Marcos seeks to empower Sangguinang Panlalawigan to hear complaints vs. officials of component cities

26 June 2013

Senator Ferdinand “Bongbong” Marcos, Jr. wants to empower provincial government units in anti-corruption drive by expanding their “complaint dockets.”

Marcos is set to file at the opening of the 16th Congress next month a bill giving mandate to Sangguniang Panlalawigan to accept complaints against any elective official of component cities.

The bill is an amendment to the Local Government Code of 1991, particularly section 61, which provides that a complaint against any elective official of highly urbanized cities, an independent component city or component city shall be filed before the Office of the President.

Under the code, highly urbanized cities are those with a minimum population of 200,000 and with the latest annual income of P50 million.

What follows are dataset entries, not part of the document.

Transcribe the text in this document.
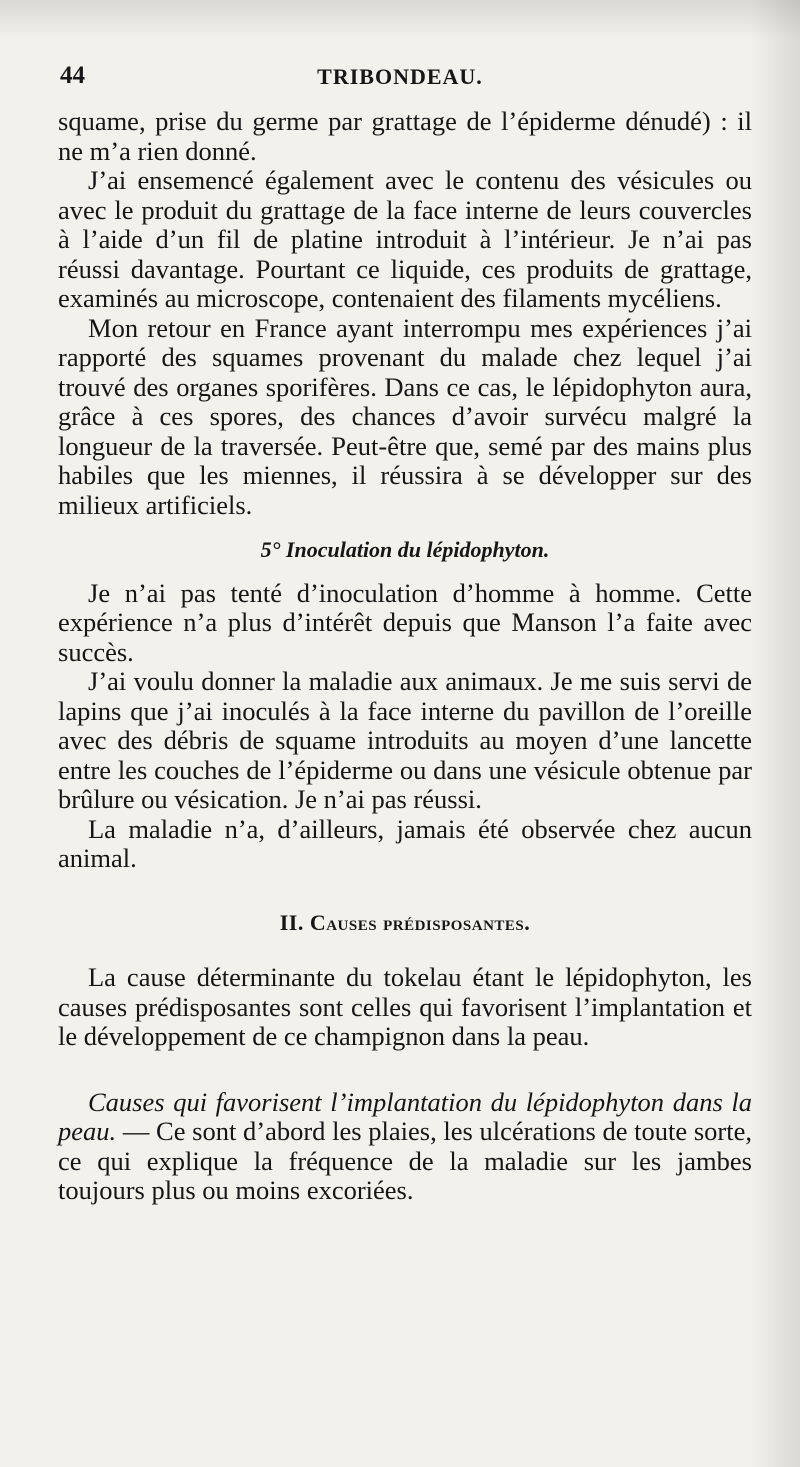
44	TRIBONDEAU.

squame, prise du germe par grattage de l’épiderme dénudé) : il ne m’a rien donné.

J’ai ensemencé également avec le contenu des vésicules ou avec le produit du grattage de la face interne de leurs couvercles à l’aide d’un fil de platine introduit à l’intérieur. Je n’ai pas réussi davantage. Pourtant ce liquide, ces produits de grattage, examinés au microscope, contenaient des filaments mycéliens.

Mon retour en France ayant interrompu mes expériences j’ai rapporté des squames provenant du malade chez lequel j’ai trouvé des organes sporifères. Dans ce cas, le lépidophyton aura, grâce à ces spores, des chances d’avoir survécu malgré la longueur de la traversée. Peut-être que, semé par des mains plus habiles que les miennes, il réussira à se développer sur des milieux artificiels.

5° Inoculation du lépidophyton.

Je n’ai pas tenté d’inoculation d’homme à homme. Cette expérience n’a plus d’intérêt depuis que Manson l’a faite avec succès.

J’ai voulu donner la maladie aux animaux. Je me suis servi de lapins que j’ai inoculés à la face interne du pavillon de l’oreille avec des débris de squame introduits au moyen d’une lancette entre les couches de l’épiderme ou dans une vésicule obtenue par brûlure ou vésication. Je n’ai pas réussi.

La maladie n’a, d’ailleurs, jamais été observée chez aucun animal.

II. Causes prédisposantes.

La cause déterminante du tokelau étant le lépidophyton, les causes prédisposantes sont celles qui favorisent l’implantation et le développement de ce champignon dans la peau.

Causes qui favorisent l’implantation du lépidophyton dans la peau. — Ce sont d’abord les plaies, les ulcérations de toute sorte, ce qui explique la fréquence de la maladie sur les jambes toujours plus ou moins excoriées.
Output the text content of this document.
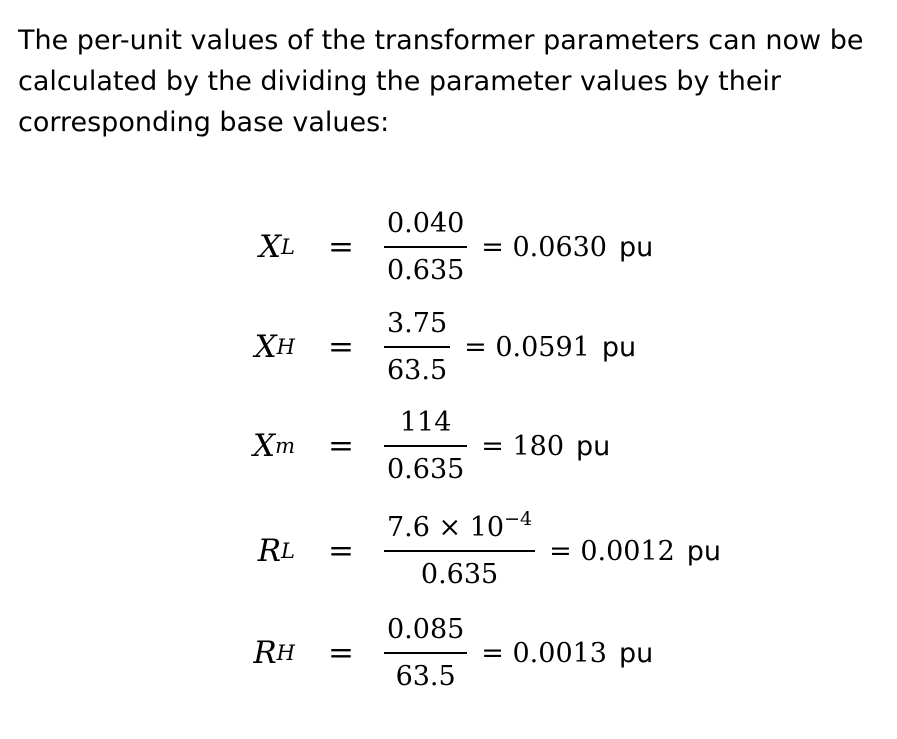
The per-unit values of the transformer parameters can now be calculated by the dividing the parameter values by their corresponding base values:

X $L = \frac{0.040}{0.635} = 0.0630$ pu
X $H = \frac{3.75}{63.5} = 0.0591$ pu
X $m = \frac{114}{0.635} = 180$ pu
R $L = \frac{7.6 \times 10^{-4}}{0.635} = 0.0012$ pu
R $H = \frac{0.085}{63.5} = 0.0013$ pu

Independent component cities are those component cities whose charters prohibit their voters from voting for provincial elective officials.

Cities that do not meet such requirements shall be considered component cities of the province in which they are geographically located.

Marcos pointed out that under the concept of devolution, a component city is within the jurisdiction the administrative and disciplinary jurisdiction of the province where it is geographically located.
“In fact, the registered voters of the component city participate in the election of provincial officials,” Marcos stressed.

He added that the power of the provinces to ensure that the acts of the component units are within the scope of their prescribed powers and functions as mandated by the Constitution includes the right to discipline any erring elective officials of the component units.

Likewise, Marcos noted that Section 63 of the code gives governors the power to preventively suspend elective officials of a component city “after the issues are joined, when the evidence of guilt is strong, and given the gravity of the offense, there is a great probability that the continuance in office of the respondent could influence the witnesses or pose a threat to the safety and integrity of the records and other evidence.”

In the process, Marcos said the governor relies to a great extent on the recommendation of the Sangguniang Panlalawigan, based on its initial findings whether the preventive suspension is necessary.

“Thus, it is desirable that the complaint should be filed before the Sangguniang Panlalawigan and not before the Office of the President,” he said.

“Finally, the objective of devolution will be best served if the province if the province has full disciplinary jurisdiction over officials of a component city. It strengthens inter-operability of the concerned local government units,” he added.